I ran two Cat 6 cables from the master bedroom (where the Uverse gateway is) to the other bedrooms. We had just removed all the insulation in preparation for some new blown in so while it was easy to locate the walls, it was hot as hell up there. But wouldnt you know it the 50 foot cable I bought to run to the living room was about 10 feet too damned short. I was fucking pissed because I wasnt about to get raped for a 75 footer from local retail places. The next day the blown in was put in so I may run it outside the house cause I ain't fucking around with moving the blown in, plus three of the walls are outside walls so they all have insulation in them.

The cables I bought where longer than I needed for the other rooms so I shoved all of it down the walls so that it had more than enough at the bottom for me to cut a hole in the wall and snag it with my fingers.
 
I have a 25' FiberFish, a 3/16 fiberglass rod in a coil. I mostly use it in tight locations, such as under desks or in closets where a longer rod isn't convenient. I don't see it as a necessity, just handy at times. Where a longer fiberglass fish tape would beat rods is for use in conduit with bends- I find the bends puts too much strain on the joints. It is not common to run data cabling in conduits, so I guess it comes down to circumstances.

That's the hard way still.

Using light string, and toilet paper. Make a ball a fluffly big one, then tie string in the center. Put it in one end of the pipe. Go to the other end with your vaccuume, and turn it on. POOF it should suck the tp and string right to ya :) I do it all the time..
 
That's the hard way still.

Using light string, and toilet paper. Make a ball a fluffly big one, then tie string in the center. Put it in one end of the pipe. Go to the other end with your vaccuume, and turn it on. POOF it should suck the tp and string right to ya :) I do it all the time..

Lmao. That's the craziest thing I've heard all day.
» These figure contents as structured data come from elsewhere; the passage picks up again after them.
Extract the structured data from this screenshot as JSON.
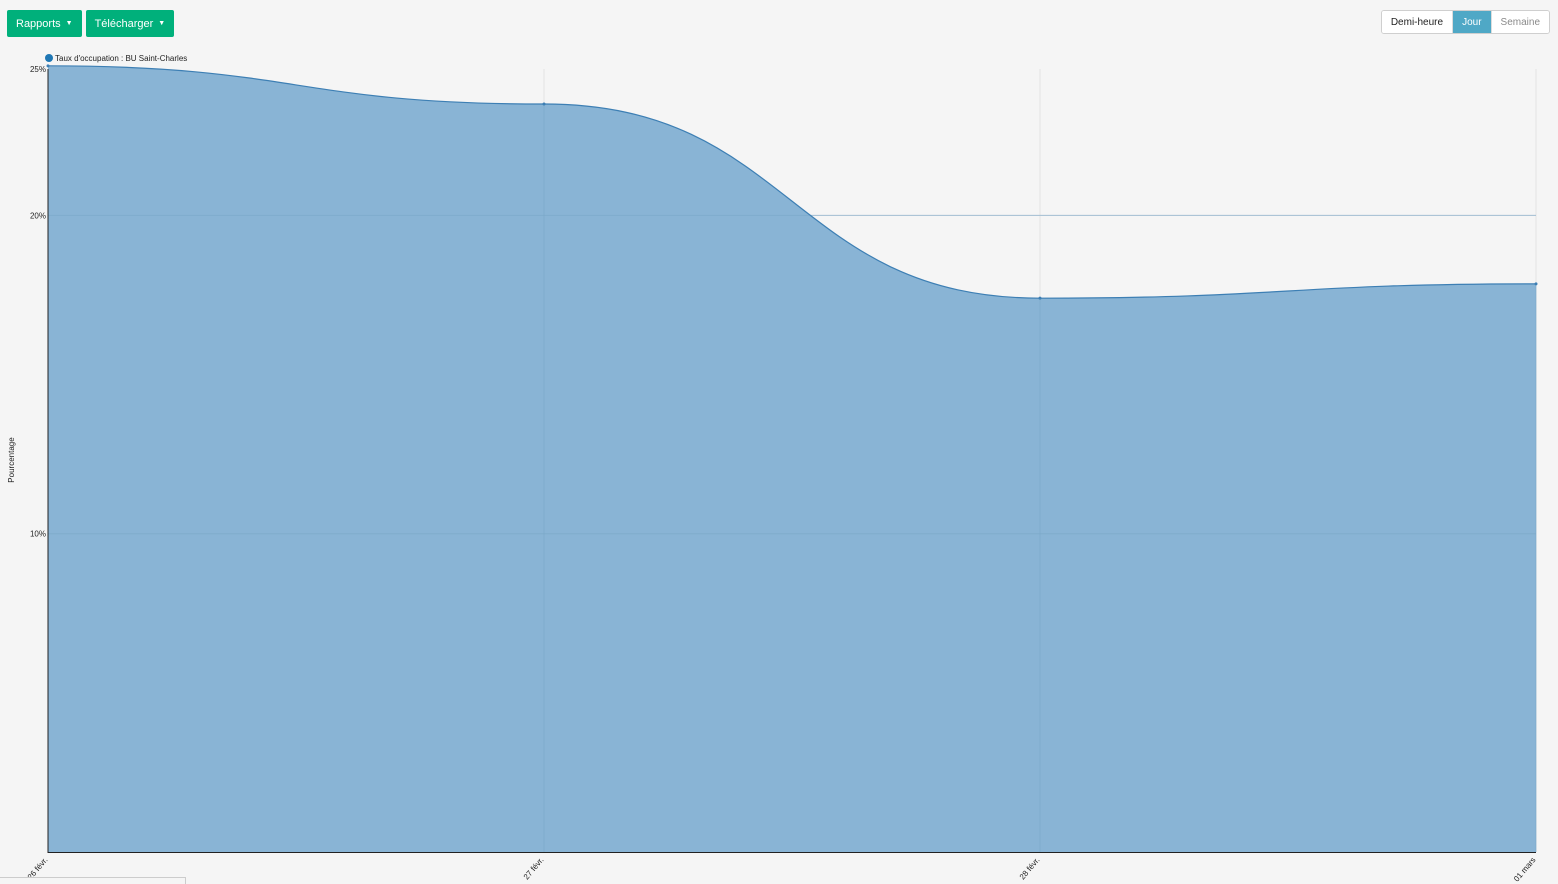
{
  "toolbar": {
    "rapports_label": "Rapports",
    "telecharger_label": "Télécharger",
    "granularity": [
      "Demi-heure",
      "Jour",
      "Semaine"
    ],
    "active_granularity": "Jour"
  },
  "chart_data": {
    "type": "area",
    "title": "",
    "xlabel": "",
    "ylabel": "Pourcentage",
    "legend": {
      "position": "top-left",
      "entries": [
        "Taux d'occupation : BU Saint-Charles"
      ]
    },
    "categories": [
      "26 févr.",
      "27 févr.",
      "28 févr.",
      "01 mars"
    ],
    "series": [
      {
        "name": "Taux d'occupation : BU Saint-Charles",
        "values": [
          24.7,
          23.5,
          17.4,
          17.85
        ],
        "color": "#1f77b4"
      }
    ],
    "ylim": [
      0,
      24.6
    ],
    "yticks": [
      10,
      20,
      25
    ],
    "ytick_labels": [
      "10%",
      "20%",
      "25%"
    ],
    "grid": true,
    "fill_color": "#89b4d5",
    "line_color": "#3d7fb4"
  }
}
I'm assuming your talking about running through the wall space?
 
That's the hard way still.

Using light string, and toilet paper. Make a ball a fluffly big one, then tie string in the center. Put it in one end of the pipe. Go to the other end with your vaccuume, and turn it on. POOF it should suck the tp and string right to ya :) I do it all the time..

Sounds great for empty conduit, but partially filled conduit might be another matter... You'd just wind up with a mess. Not to mention if I showed up to the job with a roll of toilet paper and string, I might not be coming back.
 
A lot of people do that with string and a sandwich bag to fish empty conduits.
Depending on what I am doing, I will use glow rods or a fish tape. Going over drop ceilings, glow rods all the way. Fishing an insulated wall or a conduit, fish tape.
 
Sounds great for empty conduit, but partially filled conduit might be another matter... You'd just wind up with a mess. Not to mention if I showed up to the job with a roll of toilet paper and string, I might not be coming back.

it's called being innovative, one of the main electrical guys gave me a thumbs up for that idea, all "HIS" time he was using fish tapes and stuff to fish stuff through them. And when your pulling a strink that's more than 300 feet, well the toilet paper and stuff works WICKED!
 
Dash is right, that idea works great for empty conduit. You can also use ping pong balls.